Liting Deng


2026

Large Language Models (LLMs) have demonstrated remarkable capabilities in machine translation. However, maintaining discourse coherence and terminological consistency remains a persistent challenge in document-level translation (DocMT). Existing solutions, such as memory-based agents, predominantly rely on explicit context concatenation. This paradigm treats historical context as a static external resource, which often leads to context dilution, high inference latency, and superficial knowledge integration. To address these limitations, we propose AdaDPI, an adaptive agentic framework that shifts the DocMT paradigm from static retrieval to dynamic parametric internalization. Specifically, we design a linguistic uncertainty monitor (LUM) to actively detect critical discourse discontinuities by the model’s epistemic uncertainty.

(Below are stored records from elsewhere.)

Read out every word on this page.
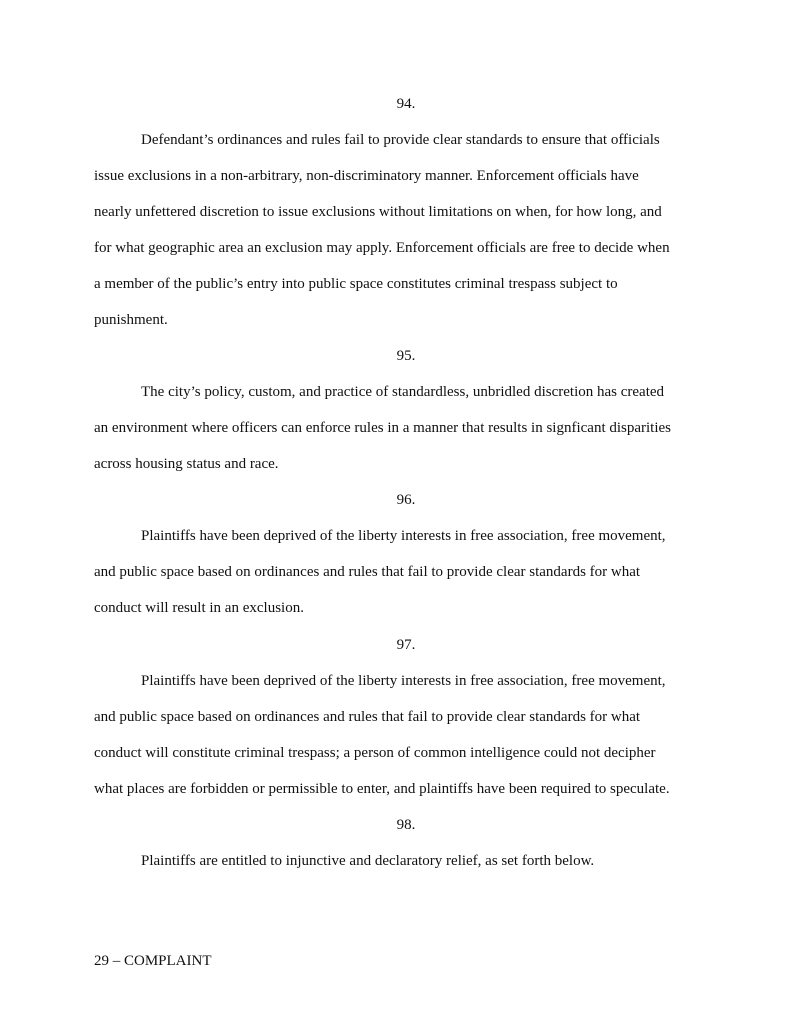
94.
Defendant’s ordinances and rules fail to provide clear standards to ensure that officials
issue exclusions in a non-arbitrary, non-discriminatory manner. Enforcement officials have
nearly unfettered discretion to issue exclusions without limitations on when, for how long, and
for what geographic area an exclusion may apply. Enforcement officials are free to decide when
a member of the public’s entry into public space constitutes criminal trespass subject to
punishment.
95.
The city’s policy, custom, and practice of standardless, unbridled discretion has created
an environment where officers can enforce rules in a manner that results in signficant disparities
across housing status and race.
96.
Plaintiffs have been deprived of the liberty interests in free association, free movement,
and public space based on ordinances and rules that fail to provide clear standards for what
conduct will result in an exclusion.
97.
Plaintiffs have been deprived of the liberty interests in free association, free movement,
and public space based on ordinances and rules that fail to provide clear standards for what
conduct will constitute criminal trespass; a person of common intelligence could not decipher
what places are forbidden or permissible to enter, and plaintiffs have been required to speculate.
98.
Plaintiffs are entitled to injunctive and declaratory relief, as set forth below.
29 – COMPLAINT
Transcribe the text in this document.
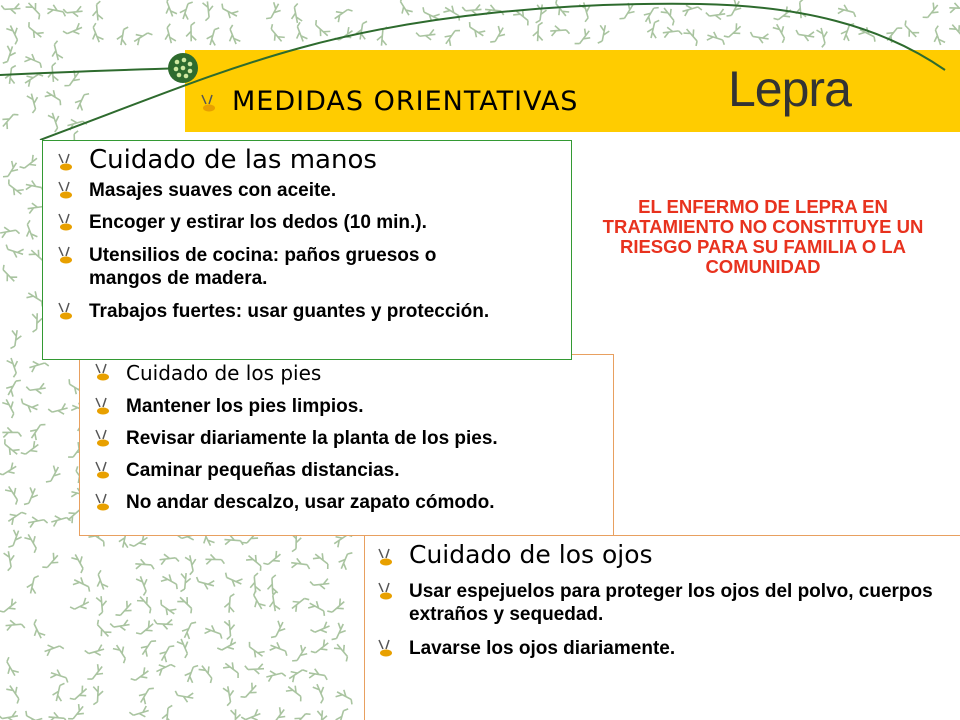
Lepra
MEDIDAS ORIENTATIVAS
EL ENFERMO DE LEPRA EN TRATAMIENTO NO CONSTITUYE UN RIESGO PARA SU FAMILIA O LA COMUNIDAD
Cuidado de las manos
Masajes suaves con aceite.
Encoger y estirar los dedos (10 min.).
Utensilios de cocina: paños gruesos o mangos de madera.
Trabajos fuertes: usar guantes y protección.
Cuidado de los pies
Mantener los pies limpios.
Revisar diariamente la planta de los pies.
Caminar pequeñas distancias.
No andar descalzo, usar zapato cómodo.
Cuidado de los ojos
Usar espejuelos para proteger los ojos del polvo, cuerpos extraños y sequedad.
Lavarse los ojos diariamente.
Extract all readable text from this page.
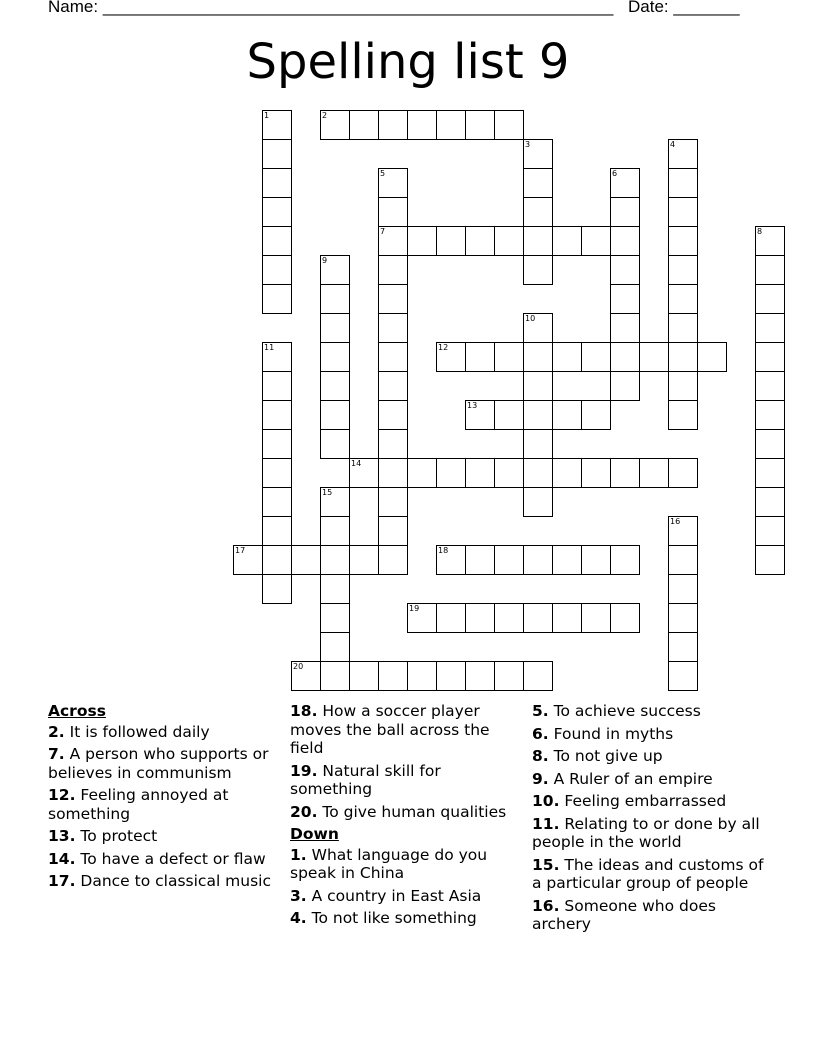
Name: ______________________________________________________ Date: _______
Spelling list 9
1	2
3	4
5	6
7	8
9
10
11	12
13
14
15
16
17	18
19
20
Across
2. It is followed daily
7. A person who supports or believes in communism
12. Feeling annoyed at something
13. To protect
14. To have a defect or flaw
17. Dance to classical music
18. How a soccer player moves the ball across the field
19. Natural skill for something
20. To give human qualities
Down
1. What language do you speak in China
3. A country in East Asia
4. To not like something
5. To achieve success
6. Found in myths
8. To not give up
9. A Ruler of an empire
10. Feeling embarrassed
11. Relating to or done by all people in the world
15. The ideas and customs of a particular group of people
16. Someone who does archery
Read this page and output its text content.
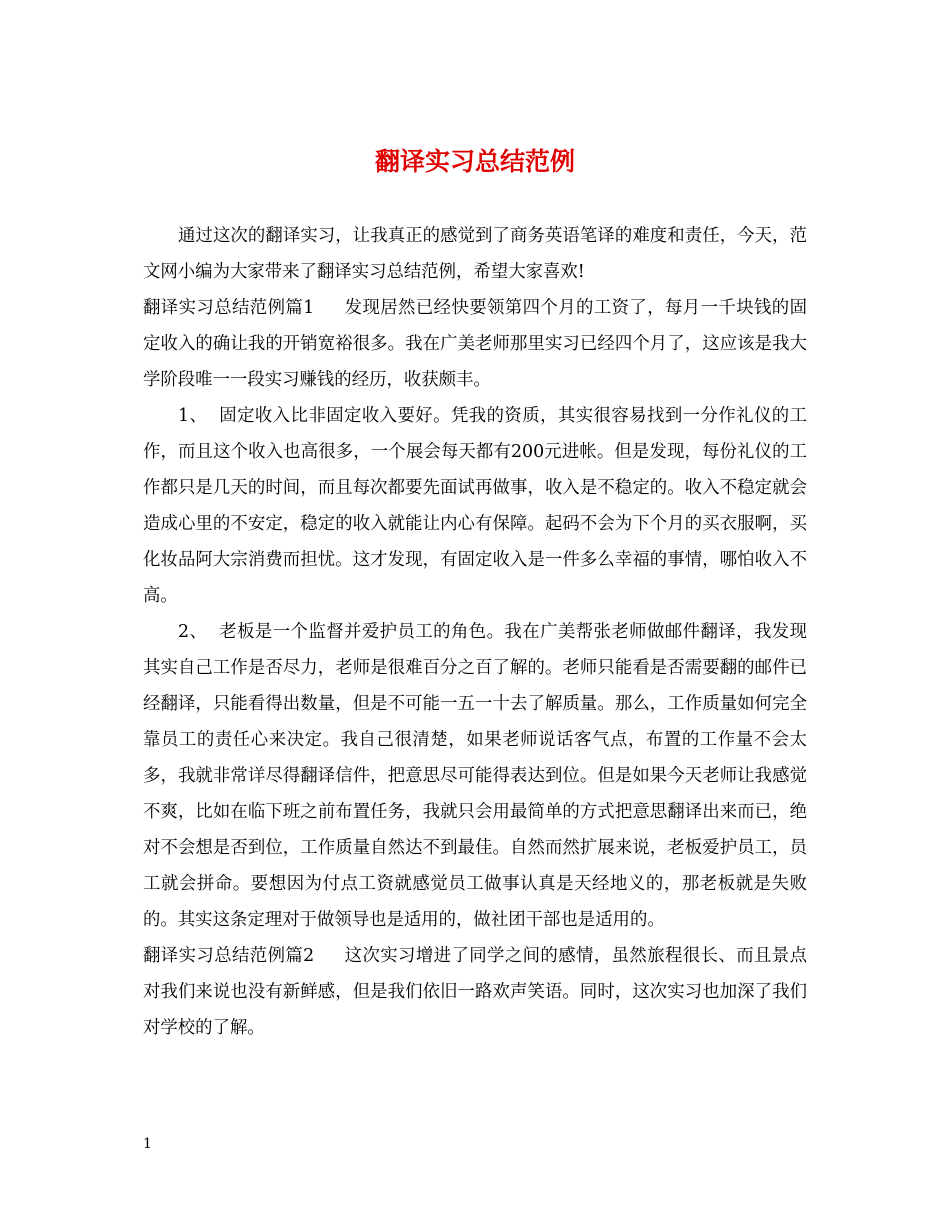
翻译实习总结范例

通过这次的翻译实习，让我真正的感觉到了商务英语笔译的难度和责任，今天，范文网小编为大家带来了翻译实习总结范例，希望大家喜欢!

翻译实习总结范例篇1 发现居然已经快要领第四个月的工资了，每月一千块钱的固定收入的确让我的开销宽裕很多。我在广美老师那里实习已经四个月了，这应该是我大学阶段唯一一段实习赚钱的经历，收获颇丰。

1、 固定收入比非固定收入要好。凭我的资质，其实很容易找到一分作礼仪的工作，而且这个收入也高很多，一个展会每天都有200元进帐。但是发现，每份礼仪的工作都只是几天的时间，而且每次都要先面试再做事，收入是不稳定的。收入不稳定就会造成心里的不安定，稳定的收入就能让内心有保障。起码不会为下个月的买衣服啊，买化妆品阿大宗消费而担忧。这才发现，有固定收入是一件多么幸福的事情，哪怕收入不高。

2、 老板是一个监督并爱护员工的角色。我在广美帮张老师做邮件翻译，我发现其实自己工作是否尽力，老师是很难百分之百了解的。老师只能看是否需要翻的邮件已经翻译，只能看得出数量，但是不可能一五一十去了解质量。那么，工作质量如何完全靠员工的责任心来决定。我自己很清楚，如果老师说话客气点，布置的工作量不会太多，我就非常详尽得翻译信件，把意思尽可能得表达到位。但是如果今天老师让我感觉不爽，比如在临下班之前布置任务，我就只会用最简单的方式把意思翻译出来而已，绝对不会想是否到位，工作质量自然达不到最佳。自然而然扩展来说，老板爱护员工，员工就会拼命。要想因为付点工资就感觉员工做事认真是天经地义的，那老板就是失败的。其实这条定理对于做领导也是适用的，做社团干部也是适用的。

翻译实习总结范例篇2 这次实习增进了同学之间的感情，虽然旅程很长、而且景点对我们来说也没有新鲜感，但是我们依旧一路欢声笑语。同时，这次实习也加深了我们对学校的了解。

1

Upon detection, a context-to-parameter integrator (CPI) compiles retrieved external constraints directly into the model’s intrinsic state via an online parameter adaptation mechanism. Through the online parameter adaptation on a lightweight adapter, AdaDPI internalizes document-specific norms into the model’s intrinsic representations, enabling a progressive evolution of the translation strategy as the discourse unfolds. Extensive experiments on the discourse-rich GuoFeng and IWSLT2017 datasets demonstrate that AdaDPI significantly outperforms the SoTA baselines by more than 5 points on the consistency metric.